Même si la richesse nationale poursuit son cycle de croissance, avec, selon le FMI, 6,8 % en 2017 et une prévision de 7 % pour 2018 – contre une moyenne de 3,2 % sur la période 2006-2013 –, force est d’admettre qu’il reste encore du chemin à faire. Les observateurs pointent le fait que les investissements des grandes firmes multinationales, ainsi que les emprunts internationaux, restent les principales sources de croissance du pays.

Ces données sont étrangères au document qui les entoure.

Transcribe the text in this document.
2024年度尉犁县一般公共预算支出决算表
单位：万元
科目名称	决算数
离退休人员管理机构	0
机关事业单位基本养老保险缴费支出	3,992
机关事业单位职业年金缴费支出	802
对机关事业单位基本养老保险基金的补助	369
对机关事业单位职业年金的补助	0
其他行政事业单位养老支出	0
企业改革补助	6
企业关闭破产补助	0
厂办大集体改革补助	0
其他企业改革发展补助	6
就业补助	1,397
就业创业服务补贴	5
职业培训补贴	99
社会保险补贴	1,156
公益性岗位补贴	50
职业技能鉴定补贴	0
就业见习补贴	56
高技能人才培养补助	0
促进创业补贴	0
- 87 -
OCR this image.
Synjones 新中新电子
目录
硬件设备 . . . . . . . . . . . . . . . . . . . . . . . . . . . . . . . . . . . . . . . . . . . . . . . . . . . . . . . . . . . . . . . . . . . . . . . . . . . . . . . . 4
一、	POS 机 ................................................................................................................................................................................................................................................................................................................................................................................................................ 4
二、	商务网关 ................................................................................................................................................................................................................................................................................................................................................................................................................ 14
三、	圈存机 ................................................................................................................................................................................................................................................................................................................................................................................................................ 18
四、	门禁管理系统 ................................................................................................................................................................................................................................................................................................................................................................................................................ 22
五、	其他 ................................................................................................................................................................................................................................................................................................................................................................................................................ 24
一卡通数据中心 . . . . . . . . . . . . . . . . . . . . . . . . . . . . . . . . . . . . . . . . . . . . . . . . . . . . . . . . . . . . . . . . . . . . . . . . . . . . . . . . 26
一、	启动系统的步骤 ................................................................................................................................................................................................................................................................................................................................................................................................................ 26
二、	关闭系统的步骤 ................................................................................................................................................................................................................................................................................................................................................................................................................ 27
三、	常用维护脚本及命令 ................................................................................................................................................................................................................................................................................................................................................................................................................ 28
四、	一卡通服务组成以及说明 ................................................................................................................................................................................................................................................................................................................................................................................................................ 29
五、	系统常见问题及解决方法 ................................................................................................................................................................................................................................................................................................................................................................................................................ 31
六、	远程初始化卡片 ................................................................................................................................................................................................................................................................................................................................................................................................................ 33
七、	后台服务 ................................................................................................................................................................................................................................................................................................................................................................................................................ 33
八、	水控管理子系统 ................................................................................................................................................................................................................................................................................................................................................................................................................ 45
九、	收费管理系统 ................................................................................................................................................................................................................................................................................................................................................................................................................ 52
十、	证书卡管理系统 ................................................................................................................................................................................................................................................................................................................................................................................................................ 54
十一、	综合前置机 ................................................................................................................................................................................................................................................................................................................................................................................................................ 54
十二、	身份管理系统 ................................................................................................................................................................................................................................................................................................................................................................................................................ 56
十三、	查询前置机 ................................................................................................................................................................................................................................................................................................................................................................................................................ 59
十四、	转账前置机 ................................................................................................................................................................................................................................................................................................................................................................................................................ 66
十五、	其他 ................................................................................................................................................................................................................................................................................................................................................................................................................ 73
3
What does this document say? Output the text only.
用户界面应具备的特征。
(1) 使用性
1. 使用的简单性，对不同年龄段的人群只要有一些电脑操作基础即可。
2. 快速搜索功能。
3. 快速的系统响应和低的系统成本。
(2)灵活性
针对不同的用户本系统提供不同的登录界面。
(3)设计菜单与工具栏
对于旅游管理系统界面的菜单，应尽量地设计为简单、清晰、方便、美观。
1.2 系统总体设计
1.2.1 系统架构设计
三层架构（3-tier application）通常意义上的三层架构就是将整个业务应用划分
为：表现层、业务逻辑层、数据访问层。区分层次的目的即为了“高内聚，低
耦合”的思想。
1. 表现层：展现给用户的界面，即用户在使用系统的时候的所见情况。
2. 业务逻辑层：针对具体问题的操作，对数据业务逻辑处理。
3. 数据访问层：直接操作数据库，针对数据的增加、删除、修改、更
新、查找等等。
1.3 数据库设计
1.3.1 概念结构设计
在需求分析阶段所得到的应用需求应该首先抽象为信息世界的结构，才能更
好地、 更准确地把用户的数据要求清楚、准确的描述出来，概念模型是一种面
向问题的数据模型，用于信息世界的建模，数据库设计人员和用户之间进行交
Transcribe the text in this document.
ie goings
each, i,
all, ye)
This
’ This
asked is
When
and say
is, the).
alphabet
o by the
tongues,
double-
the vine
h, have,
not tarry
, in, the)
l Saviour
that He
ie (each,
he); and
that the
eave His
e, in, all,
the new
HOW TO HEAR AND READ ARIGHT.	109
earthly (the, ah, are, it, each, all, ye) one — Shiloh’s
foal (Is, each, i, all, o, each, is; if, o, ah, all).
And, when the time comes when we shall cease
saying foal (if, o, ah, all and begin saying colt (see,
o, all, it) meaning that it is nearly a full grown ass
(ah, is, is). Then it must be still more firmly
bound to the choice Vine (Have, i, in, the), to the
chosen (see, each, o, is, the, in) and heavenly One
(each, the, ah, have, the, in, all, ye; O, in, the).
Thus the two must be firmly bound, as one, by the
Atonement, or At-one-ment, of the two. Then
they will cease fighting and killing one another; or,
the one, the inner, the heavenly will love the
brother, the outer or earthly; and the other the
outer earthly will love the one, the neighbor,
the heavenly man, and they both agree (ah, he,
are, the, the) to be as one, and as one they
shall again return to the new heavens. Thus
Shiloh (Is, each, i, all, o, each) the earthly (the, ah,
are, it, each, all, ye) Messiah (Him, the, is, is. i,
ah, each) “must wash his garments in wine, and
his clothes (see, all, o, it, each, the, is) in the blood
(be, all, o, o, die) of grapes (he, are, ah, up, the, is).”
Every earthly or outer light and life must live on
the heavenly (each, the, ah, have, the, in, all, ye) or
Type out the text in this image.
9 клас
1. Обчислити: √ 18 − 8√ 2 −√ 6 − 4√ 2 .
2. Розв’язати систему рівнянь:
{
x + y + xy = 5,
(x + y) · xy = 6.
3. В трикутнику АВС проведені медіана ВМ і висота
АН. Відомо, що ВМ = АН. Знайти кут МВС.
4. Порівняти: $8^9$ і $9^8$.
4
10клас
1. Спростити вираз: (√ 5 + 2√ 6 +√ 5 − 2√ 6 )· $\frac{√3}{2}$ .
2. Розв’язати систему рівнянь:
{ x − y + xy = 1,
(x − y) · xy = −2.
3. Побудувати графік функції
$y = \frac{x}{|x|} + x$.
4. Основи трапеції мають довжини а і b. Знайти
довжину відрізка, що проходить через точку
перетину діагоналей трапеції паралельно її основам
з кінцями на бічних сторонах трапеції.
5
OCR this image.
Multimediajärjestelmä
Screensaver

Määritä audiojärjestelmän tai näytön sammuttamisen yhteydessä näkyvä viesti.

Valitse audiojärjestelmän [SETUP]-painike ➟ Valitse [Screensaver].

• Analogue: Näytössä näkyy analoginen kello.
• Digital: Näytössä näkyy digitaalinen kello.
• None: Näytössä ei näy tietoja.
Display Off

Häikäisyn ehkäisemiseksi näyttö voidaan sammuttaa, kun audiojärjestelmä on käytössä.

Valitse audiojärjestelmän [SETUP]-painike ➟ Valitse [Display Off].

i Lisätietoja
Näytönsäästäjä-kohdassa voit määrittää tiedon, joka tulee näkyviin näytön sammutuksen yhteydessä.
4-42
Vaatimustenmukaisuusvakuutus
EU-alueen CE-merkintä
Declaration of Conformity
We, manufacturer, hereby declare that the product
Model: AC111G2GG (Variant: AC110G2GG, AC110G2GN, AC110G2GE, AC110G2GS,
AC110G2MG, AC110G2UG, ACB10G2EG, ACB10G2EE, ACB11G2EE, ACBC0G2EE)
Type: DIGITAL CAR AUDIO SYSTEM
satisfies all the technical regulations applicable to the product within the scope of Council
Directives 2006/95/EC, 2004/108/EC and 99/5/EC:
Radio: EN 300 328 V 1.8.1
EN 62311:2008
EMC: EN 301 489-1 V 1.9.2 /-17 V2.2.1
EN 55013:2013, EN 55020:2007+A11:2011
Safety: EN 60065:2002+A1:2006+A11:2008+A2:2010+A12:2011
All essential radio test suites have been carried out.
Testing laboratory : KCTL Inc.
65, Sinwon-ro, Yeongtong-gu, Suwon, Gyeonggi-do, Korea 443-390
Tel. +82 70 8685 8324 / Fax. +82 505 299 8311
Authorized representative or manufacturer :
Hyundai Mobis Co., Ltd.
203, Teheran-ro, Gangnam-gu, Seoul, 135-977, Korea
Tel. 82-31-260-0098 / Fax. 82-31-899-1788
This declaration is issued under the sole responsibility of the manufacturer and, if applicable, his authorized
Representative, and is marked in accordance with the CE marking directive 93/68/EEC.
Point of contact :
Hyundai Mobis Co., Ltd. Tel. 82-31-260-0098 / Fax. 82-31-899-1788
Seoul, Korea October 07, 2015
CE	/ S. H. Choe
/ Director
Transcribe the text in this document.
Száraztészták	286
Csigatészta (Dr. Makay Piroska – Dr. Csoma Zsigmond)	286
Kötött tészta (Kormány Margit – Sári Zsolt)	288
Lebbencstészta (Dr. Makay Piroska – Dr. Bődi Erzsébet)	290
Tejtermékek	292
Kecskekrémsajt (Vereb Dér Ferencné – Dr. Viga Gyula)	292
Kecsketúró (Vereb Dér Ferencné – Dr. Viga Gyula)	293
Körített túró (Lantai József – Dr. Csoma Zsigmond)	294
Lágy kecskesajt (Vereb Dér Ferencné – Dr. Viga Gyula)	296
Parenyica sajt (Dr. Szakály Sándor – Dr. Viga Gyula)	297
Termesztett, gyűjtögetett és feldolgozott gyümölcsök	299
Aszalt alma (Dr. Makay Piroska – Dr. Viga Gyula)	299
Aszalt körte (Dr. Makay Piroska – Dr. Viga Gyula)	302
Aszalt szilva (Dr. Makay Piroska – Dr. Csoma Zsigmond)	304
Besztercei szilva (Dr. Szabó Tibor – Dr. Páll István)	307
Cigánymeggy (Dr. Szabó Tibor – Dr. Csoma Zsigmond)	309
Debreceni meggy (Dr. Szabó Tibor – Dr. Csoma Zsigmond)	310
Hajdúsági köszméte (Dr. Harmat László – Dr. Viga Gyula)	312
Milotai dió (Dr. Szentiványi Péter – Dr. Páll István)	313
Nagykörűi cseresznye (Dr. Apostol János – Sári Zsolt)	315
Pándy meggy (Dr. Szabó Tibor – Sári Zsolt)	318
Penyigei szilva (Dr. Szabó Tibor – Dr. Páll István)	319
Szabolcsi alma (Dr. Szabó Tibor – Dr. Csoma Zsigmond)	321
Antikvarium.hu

Ce qui n’est ni inclusif ni soutenable.

Il faut mettre en place des politiques cohérentes de soutien au tissu de PME et au secteur primaire

Dans le même temps, toujours selon les chiffres du FMI, le pays est plombé par une dette publique extérieure qui a atteint 61 % du PIB en 2017 et est attendue à 59,9 % en 2018. La loi de finances 2018 montre que le paiement des intérêts (2 210 milliards de F CFA) et l’amortissement de la dette (618,8 milliards) demeurent les premiers postes de dépenses de l’État.

« Nul gouvernement ne peut se passer d’emprunt, l’essentiel est d’en faire bon usage », réplique le président sénégalais face aux critiques. Pour El Hadji Alioune Camara, économiste-­chercheur à l’université de Thiès, « il faut mettre en place des politiques cohérentes de soutien au tissu de PME et au secteur primaire, afin qu’ils soient les principaux générateurs de cette croissance ».